A professora da Faculdade de Letras da Universidade do Porto (FLUP) e especialista em minorias religiosas, Helena Vilaça, diz que “a religião pode ter uma função de protecção da identidade” dos imigrantes no país de acolhimento.

Apesar do pluralismo religioso emergente, a Igreja Católica é ainda hegemónica no país. A especialista observa um “esforço de aproximação entre muçulmanos e cristãos” e crê que modernidade não significa fim da religião, mas agrava expansão de fundamentalismos.

“Da Torre de Babel às Terras Prometidas-Pluralismo Religioso em Portugal” é o livro que acaba de editar, com a chancela das Edições Afrontamento, em colaboração com o Departamento de Sociologia da FLUP.

O título do livro parece remeter para o pluralismo religioso, mas, ao mesmo tempo, aponta para um mito bíblico. Não há aqui uma contradição?

É num contexto cristão que abordo o pluralismo. Por exemplo, a sociedade portuguesa é de monolitismo católico-romano e as primeiras minorias a aparecerem cá, no século XIX, eram também cristãs.

O que representam a “Torre de Babel” e as “Terras Prometidas” no seu livro?

A Torre de Babel tem a ver com o mito da comunicação perfeita. No mito bíblico, Deus não destrói a Torre, confunde os homens, pondo-os a falar cada um a sua própria língua. Os homens separam-se e vão à procura, cada um, do seu espaço, das suas terras prometidas.

E qual a ligação entre a Torre de Babel e o pluralismo religioso?

A minha ideia é que não pode existir, no campo religioso, uma Torre de Babel, um monolitismo religioso, mas que há espaço para todos os grupos religiosos. Uso prepositadamente “terras prometidas” no plural porque cada grupo tem a sua terra prometida.

Qual o panorama desses grupos minoritários em Portugal?

Neste momento, as minorias religiosas andam à volta dos 3%. Mas devem ser mais do que isso – basta pensar nos imigrantes por legalizar que cá temos. Se olharmos para os censos de 2001 temos, em primeiro lugar, 84.5% de católicos e 2.5% de outras religiões [fora os que não têm religião (3.94%) e os que não respondem (9%)].
Dentro das minorias religiosas, a mais importante é a dos protestantes.

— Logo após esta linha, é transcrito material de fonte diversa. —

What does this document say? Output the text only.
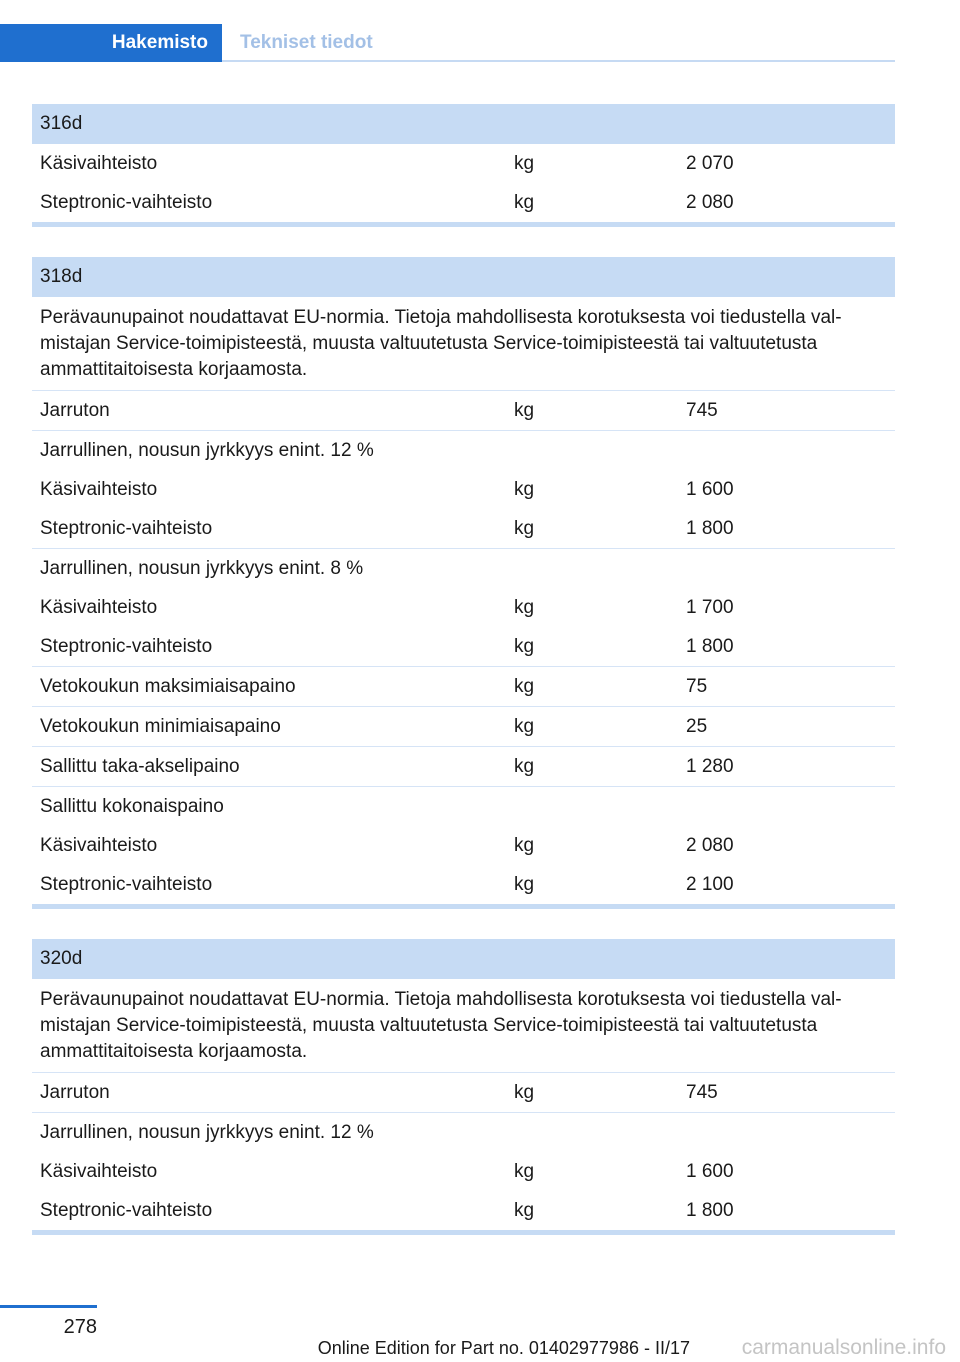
Hakemisto	Tekniset tiedot
316d
Käsivaihteisto	kg	2 070
Steptronic-vaihteisto	kg	2 080
318d
Perävaunupainot noudattavat EU-normia. Tietoja mahdollisesta korotuksesta voi tiedustella valmistajan Service-toimipisteestä, muusta valtuutetusta Service-toimipisteestä tai valtuutetusta ammattitaitoisesta korjaamosta.
Jarruton	kg	745
Jarrullinen, nousun jyrkkyys enint. 12 %
Käsivaihteisto	kg	1 600
Steptronic-vaihteisto	kg	1 800
Jarrullinen, nousun jyrkkyys enint. 8 %
Käsivaihteisto	kg	1 700
Steptronic-vaihteisto	kg	1 800
Vetokoukun maksimiaisapaino	kg	75
Vetokoukun minimiaisapaino	kg	25
Sallittu taka-akselipaino	kg	1 280
Sallittu kokonaispaino
Käsivaihteisto	kg	2 080
Steptronic-vaihteisto	kg	2 100
320d
Perävaunupainot noudattavat EU-normia. Tietoja mahdollisesta korotuksesta voi tiedustella valmistajan Service-toimipisteestä, muusta valtuutetusta Service-toimipisteestä tai valtuutetusta ammattitaitoisesta korjaamosta.
Jarruton	kg	745
Jarrullinen, nousun jyrkkyys enint. 12 %
Käsivaihteisto	kg	1 600
Steptronic-vaihteisto	kg	1 800
278
Online Edition for Part no. 01402977986 - II/17 carmanualsonline.info
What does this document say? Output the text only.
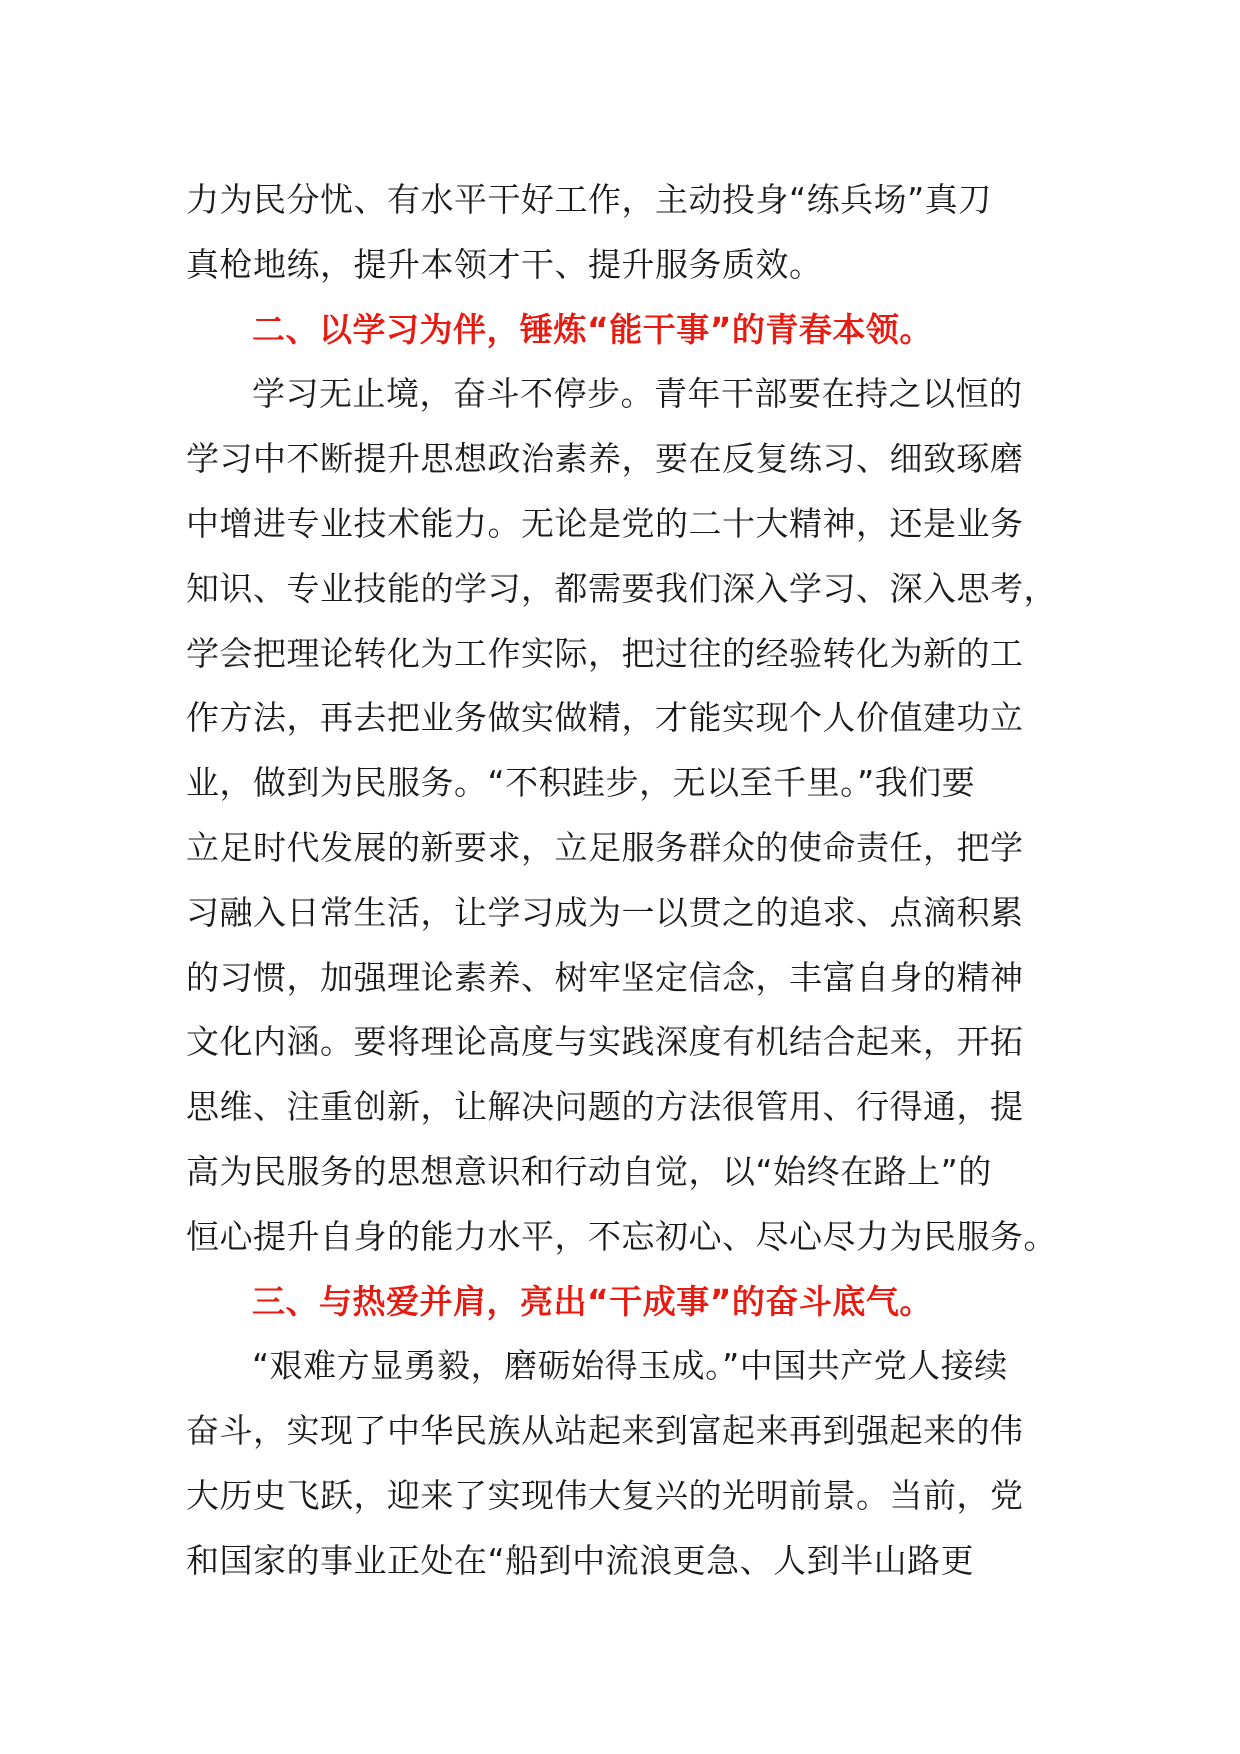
力为民分忧、有水平干好工作，主动投身“练兵场”真刀
真枪地练，提升本领才干、提升服务质效。
二、以学习为伴，锤炼“能干事”的青春本领。
学习无止境，奋斗不停步。青年干部要在持之以恒的
学习中不断提升思想政治素养，要在反复练习、细致琢磨
中增进专业技术能力。无论是党的二十大精神，还是业务
知识、专业技能的学习，都需要我们深入学习、深入思考，
学会把理论转化为工作实际，把过往的经验转化为新的工
作方法，再去把业务做实做精，才能实现个人价值建功立
业，做到为民服务。“不积跬步，无以至千里。”我们要
立足时代发展的新要求，立足服务群众的使命责任，把学
习融入日常生活，让学习成为一以贯之的追求、点滴积累
的习惯，加强理论素养、树牢坚定信念，丰富自身的精神
文化内涵。要将理论高度与实践深度有机结合起来，开拓
思维、注重创新，让解决问题的方法很管用、行得通，提
高为民服务的思想意识和行动自觉，以“始终在路上”的
恒心提升自身的能力水平，不忘初心、尽心尽力为民服务。
三、与热爱并肩，亮出“干成事”的奋斗底气。
“艰难方显勇毅，磨砺始得玉成。”中国共产党人接续
奋斗，实现了中华民族从站起来到富起来再到强起来的伟
大历史飞跃，迎来了实现伟大复兴的光明前景。当前，党
和国家的事业正处在“船到中流浪更急、人到半山路更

A comunidade judaica tem vindo a decrescer. A ortodoxa tem vindo a crescer porque é a Igreja maioritária no leste da Europa (o que tem a ver com a imigração). Depois há outros movimentos não cristãos, os hindus, os budistas e alguns ligados ao New Age.

O que representam os imigrantes na introdução de novos movimentos religiosos em Portugal?

As comunidades religiosas são o porto de abrigo e a porta de entrada para a integração social de imigrantes. No filme “Lisboetas” de Sérgio Tréfaut, o realizador não escamoteia o fenómeno religioso e apresenta uma série de comunidades religiosas, desde muçulmanos, ortodoxos ou cultos em língua inglesa com comunidades africanas evangélicas. A religião pode ter uma função de protecção de identidade cultural relativamente à origem e de integração na sociedade nova.

Há espaço para movimentos alternativos à Igreja Católica em Portugal?

O individualismo cresceu na sociedade portuguesa, o que não quer dizer que a Igreja Católica não tenha um poder acrescido na comunicação. Basta olhar para os meios de comunicação social e ver os tempos de antena que a Igreja Católica tem.

Apesar do pluralismo emergente, continua a subsistir a hegemonia católica?

Sim, não se anula um passado de não sei quantos séculos em dois dias.

O facto de ser maioritária do ponto de vista religioso, implica um tratamento preferencial a nível jurídico?

A nova lei já prevê mais igualdade. Vem trazer alguma justiça porque não se admite que os muçulmanos ou hindus não possam dar nomes, de acordo com a sua cultura, aos filhos. No plano jurídico, há um conjunto de igualdades que foram conquistadas. Já do ponto de vista sociológico, as minorias religiosas ainda têm fraca visibilidade, ou quando são objecto de referência é, muitas vezes, de uma forma enviesada.